Saturday, 9 September 2017

fitbit fatigue in Brexit Britain

It’s been a tiring week.

The principal reason is that I was training two new colleagues. In the long run, that’ll be great, because one of them will be taking over my old job, so I can focus on my new one. In the short term, it means that I’m still doing two jobs with training thrown in on top.

What made things worse was that a third colleague couldn’t join us because of problems with work permits and visas. They’ve been solved now, or nearly, but that’s too late. Trying to organise remote training as well as delivering training locally just added another dimension to the workload.

Still, I suppose that this kind of thing is good practice for me, at least for as long as I stay in Britain. Once the xenophobes have successfully raised the Brexit walls to cower behind, getting anyone into the country will become a new bureaucratic nightmare. The problems I had this week are just the template for things to come.

I began to realise just how tired I was getting when it dawned on me that for two days in succession, Id shaved with hand cream instead of shaving cream. The razor blade glides quite well through it, but I have to say, it leaves a lot to be desired when it comes to foaming.

The fatigue all came to a head on Friday evening, when I got home after walking up the hill from the station. Why did I walk? I’ve succumbed to fitbit tyranny. How many steps have I taken? How many now? How many in the week? It’s appalling. I can’t get away from it. The thing buzzes at me if I haven’t done 250 steps in an hour and I leap up, as though stung or scalded, and scamper up and down a corridor, if I can’t find the time to walk around the block.

Oddly, once I was home, I felt like taking the dogs out, despite my tiredness. That was when the fitbit madness took over once more. It had once sent me a message congratulating me on doing 20,000 steps. 

You may ask, why would anyone care? It’s an electronic device, for God’s sake. A bracelet. Can it possibly matter to me that to have its approbation?

Night falls as we wander through the park in the grip of the fitbit fit
It seems it does matter to me. I set out to achieve the same high goal. That meant that I ploughed on through gathering darkness (depressing how short the days are becoming) to say nothing of the ever heavier rainfall, until even the dogs were looking at me as though I were mad. Something in their eyes, when I could see them in the bleary light of the occasional street lamp, told me that they would feel nothing but pity for me if the cold and wet hadn’t made them use up all their compassion feeling sorry for themselves.

In my defence, there was a restorative aspect to my labours. When I’d climbed into my car to drive the dogs to the park, I’d noticed that some kind fellow – perhaps resenting my presence in his street (we’re in temporary accommodation as builders wreak havoc in our house)  had bent one of my wing mirrors back as far as it would go, apparently breaking it in the process.

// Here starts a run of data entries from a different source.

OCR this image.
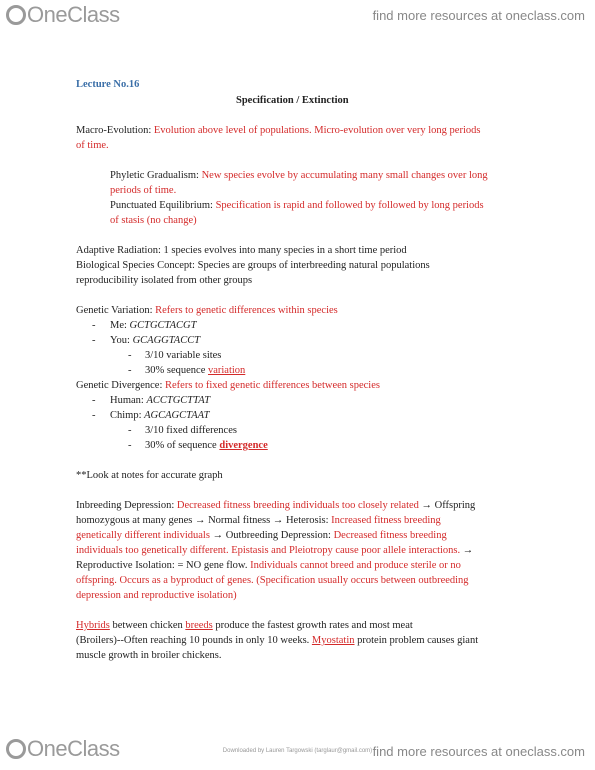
OneClass	find more resources at oneclass.com
Lecture No.16
Specification / Extinction
Macro-Evolution: Evolution above level of populations. Micro-evolution over very long periods
of time.
Phyletic Gradualism: New species evolve by accumulating many small changes over long
periods of time.
Punctuated Equilibrium: Specification is rapid and followed by followed by long periods
of stasis (no change)
Adaptive Radiation: 1 species evolves into many species in a short time period
Biological Species Concept: Species are groups of interbreeding natural populations
reproducibility isolated from other groups
Genetic Variation: Refers to genetic differences within species
- Me: GCTGCTACGT
- You: GCAGGTACCT
- 3/10 variable sites
- 30% sequence variation
Genetic Divergence: Refers to fixed genetic differences between species
- Human: ACCTGCTTAT
- Chimp: AGCAGCTAAT
- 3/10 fixed differences
- 30% of sequence divergence
**Look at notes for accurate graph
Inbreeding Depression: Decreased fitness breeding individuals too closely related → Offspring
homozygous at many genes → Normal fitness → Heterosis: Increased fitness breeding
genetically different individuals → Outbreeding Depression: Decreased fitness breeding
individuals too genetically different. Epistasis and Pleiotropy cause poor allele interactions. →
Reproductive Isolation: = NO gene flow. Individuals cannot breed and produce sterile or no
offspring. Occurs as a byproduct of genes. (Specification usually occurs between outbreeding
depression and reproductive isolation)
Hybrids between chicken breeds produce the fastest growth rates and most meat
(Broilers)--Often reaching 10 pounds in only 10 weeks. Myostatin protein problem causes giant
muscle growth in broiler chickens.
OneClass	find more resources at oneclass.com
Downloaded by Lauren Targowski (targlaur@gmail.com)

This seemed rude. My car is one of those polite ones that tucks its wing mirrors in when you lock it, so there was no call for forcing the mirror back like that. Try as I might, I couldn’t adjust it to make it useful, prompting a sense of depression in me made all the deeper by the tiredness.

The first place I went to was our (real, permanent) house. Our cat, Misty, is the only member of the household still living there (we felt a flat without a cat flap was too much to inflict on him). But Danielle hadn’t seen him when she went around earlier.

Sadly, he didn’t come to my call either (usually the call of “Misty, Misty, Misty, pss, pss, pss” is immediately followed by the loud impact of paws on ground – he’s no small cat – a lot of mewing and a rush of fur to our side to be stroked).

That meant starting the walk with a wing mirror damaged and, far more worryingly, a member of the family missing.

Then, when the sun finally set, we ran into a large dog coming down the path. Luci, the nervous one – our black toy poodle – vanished at once. And, blow me down, as I was looking for her, Toffee – the orange toy poodle – who isn’t nervous at all, vanished in another direction, surely attracted by some interesting smell.

Imagine my state of despair.

My car had been vandalised.

My cat had vanished.

And now both dogs had gone.

Fortunately, this was the low point. Soon, both dogs reappeared, from different directions. Back at the car, I fiddled again with the wing mirror, until it suddenly gave a satisfying click and started to work again. And, back at the house, calling Misty in the sodden night, I was delighted to hear an answering patter of paws (that’s “patter” at something close to the stamp level) followed by plaintive mewing.

Relief: the wanderer returns
What’s more, I got my 20,000 steps done.

The only fly in the ointment: I haven’t yet had a message from fitbit congratulating me on the feat.

Or, since we’re talking about steps, should that be feet?